Особенно его привлекал один богатый рыбный ресторан на Петровке. Королев уже ничего не понимал о роскоши. Его интересовало не убранство, а пространный лоток, полный разных рыб, каменных устриц, аккуратных гребешков, разложенных на льду. Он изучал воткнутые рядом с экспонатами таблички.
Его почему-то не прогоняли от витрины. Метрдотель первый день всматривался в него, потом только посматривал.
Ровно в двенадцать Королев переходил ко второму окну, так как в нем появлялся нужный ему человек.
Это был седой плотный старик в тройке, с часовой цепочкой на жилете и в круглых очках. Вместе с ним за столиком сидела очень красивая девушка. Каждый раз она была в другом платье.
Аккуратная бородка старика, его жесткий медлительный взгляд, жесты, которыми он сопровождал процесс отбора устриц, омаров и вина, подносимых ему внимательным официантом, — весь его облик мучил Королева невозможностью вспомнить, где он его видел и что значил этот человек в его жизни. Руки старика — с выразительными толстыми пальцами мастерового — терзали Королева. Он не мог от них оторвать взгляд.
Девушка, бывшая со стариком, носила открытые строгие платья. Ее прямая спина, ниспадающий блеск черных волос, собранных на затылке в узел Андромеды, три крохотные родинки, длинная шея, увлекавшая взгляд в долгое, обворожительное скольжение, эти тени под тугими острыми лопатками, шевеление которых было ему мучительно, — все это открывалось перед Королевым сияющей плоскостью, с которой ему было страшно сойти, все вне этого было ненадежно темным и ненастоящим.

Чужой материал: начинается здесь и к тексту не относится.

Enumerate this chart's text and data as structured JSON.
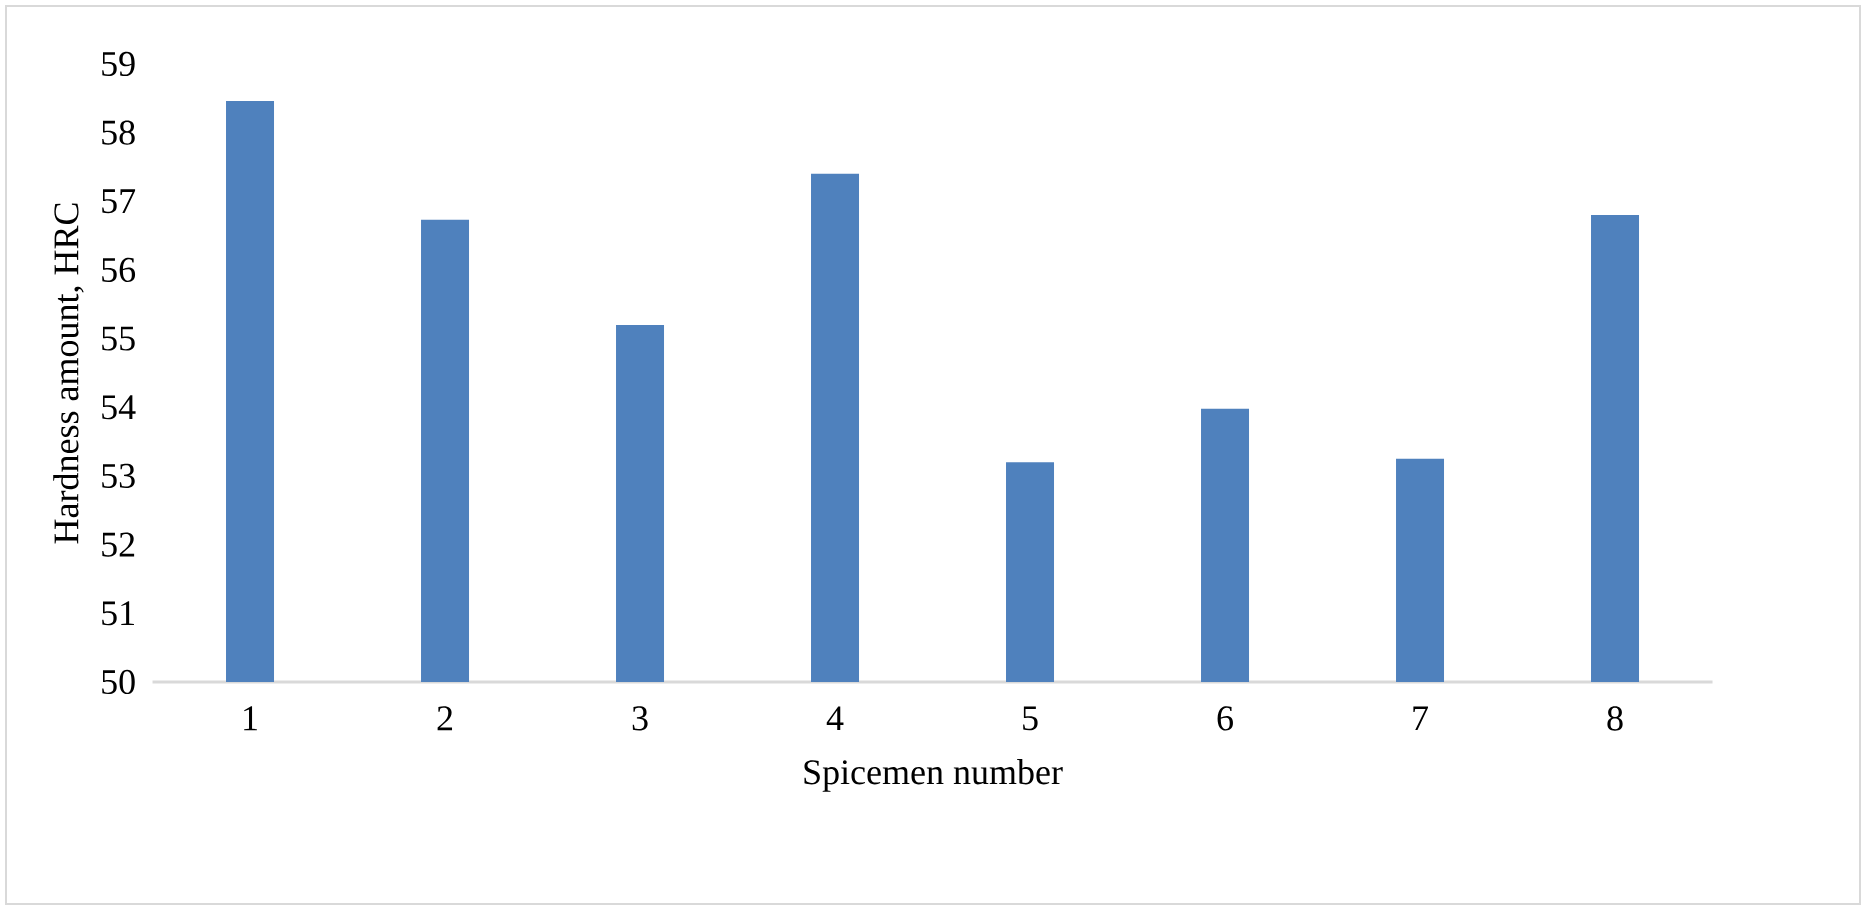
{
  "chart_data": {
    "type": "bar",
    "xlabel": "Spicemen number",
    "ylabel": "Hardness amount, HRC",
    "categories": [
      "1",
      "2",
      "3",
      "4",
      "5",
      "6",
      "7",
      "8"
    ],
    "values": [
      58.46,
      56.73,
      55.2,
      57.4,
      53.2,
      53.98,
      53.25,
      56.8
    ],
    "color": "#4f81bd",
    "ylim": [
      50,
      59
    ],
    "yticks": [
      50,
      51,
      52,
      53,
      54,
      55,
      56,
      57,
      58,
      59
    ]
  }
}
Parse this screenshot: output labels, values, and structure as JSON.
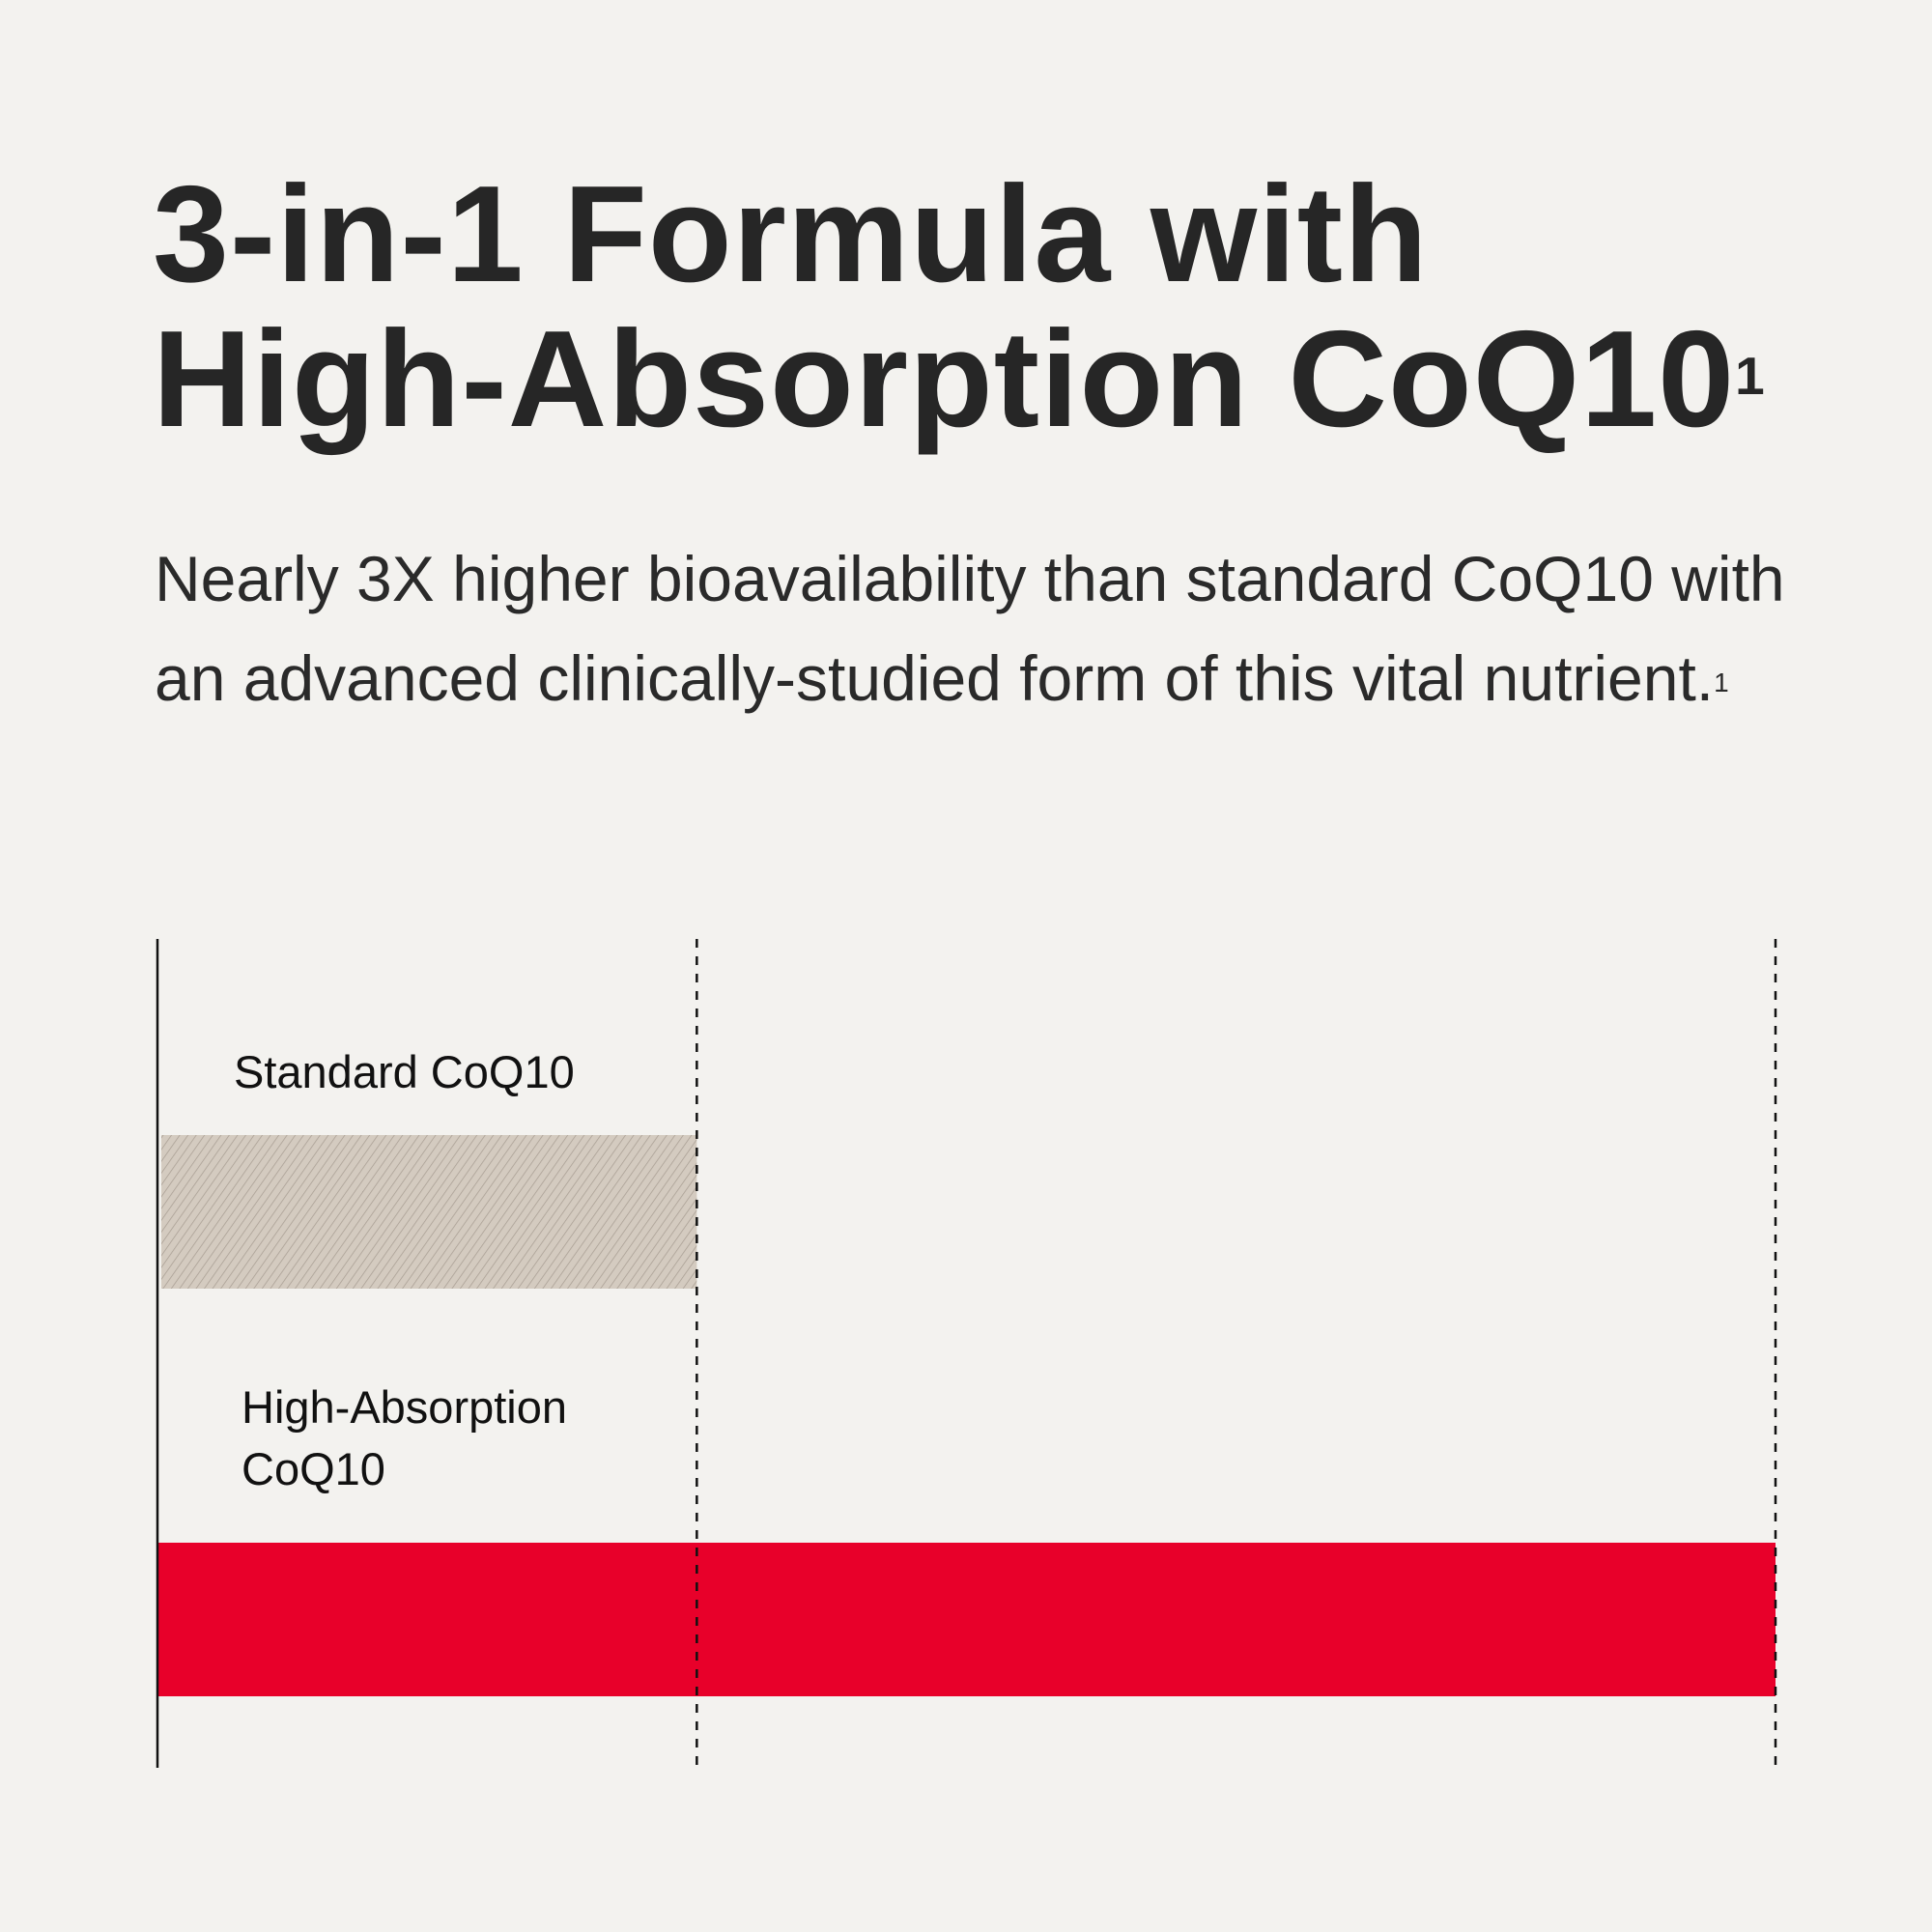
{
  "title": {
    "line1": "3-in-1 Formula with",
    "line2": "High-Absorption CoQ10",
    "footnote": "1"
  },
  "subtitle": {
    "text": "Nearly 3X higher bioavailability than standard CoQ10 with an advanced clinically-studied form of this vital nutrient.",
    "footnote": "1"
  },
  "chart_data": {
    "type": "bar",
    "orientation": "horizontal",
    "categories": [
      "Standard CoQ10",
      "High-Absorption CoQ10"
    ],
    "values": [
      1,
      3
    ],
    "xlim": [
      0,
      3
    ],
    "reference_lines": [
      1,
      3
    ],
    "grid": false,
    "colors": {
      "standard": "#D4CBC0",
      "standard_hatch": "#A89E93",
      "high": "#E8002A",
      "axis": "#111111"
    }
  }
}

Старик и девушка приходили не каждый день. И если их не было, метрдотель делал такое движение рукой, после которого Королев спешил отойти.
Но если они были в ресторане, его никто не трогал.
Однажды в конце обеда старик подозвал официанта. Тот принес бутылку вина и чуть позже серебряный поднос с омарами. Старик, выпрастывая манжет со сверкающей запонкой, выбрал двух тварей.
Омары, поводя клешнями, стянутыми белой лентой, поместились в бумажный пакет, который был уложен вместе с бутылкой в корзинку с булочками.
Когда к Королеву вышел официант, державший на вытянутой руке корзинку, он отпрянул.
Официант не то ложно улыбался, не то смотрел с внимательной учтивой ненавистью. Тогда Королев взял корзинку и обратился к старику.
Матисс не смотрел на него.
На него смотрела натурщица.
Омары хрустели пакетом.
С холодным вниманием она оглядывала его несколько мгновений.
…Омаров он выпустил на бульваре. Вино медленно выпил, размачивая во рту поджаристые булочки.
Почти слившись с прошлогодней, еще не очнувшейся травой, твари расползлись.
LXXXVII
Блохи на Королеве завелись внезапно. Он ехал в троллейбусе и читал “Приключения Тома Сойера”, место, где объясняется, чем надо сводить бородавки. Как вдруг на одной из страниц, дойдя глазами до конца строчки, он заметил, что никак не может понять смысл предложения, потому что последняя буква в строчке не прочитывается. Он вернулся в начало и стал заново продвигаться к концу строки, и ему это удалось, но уже через три предложения история повторилась: он снова не мог прочесть последнее слово. Тогда он в нее вгляделся как в отдельное целое. И увидел насекомое. Продолговатое, оно шевелило передними крохотными лапками. Длинные задние изгибались фалдами.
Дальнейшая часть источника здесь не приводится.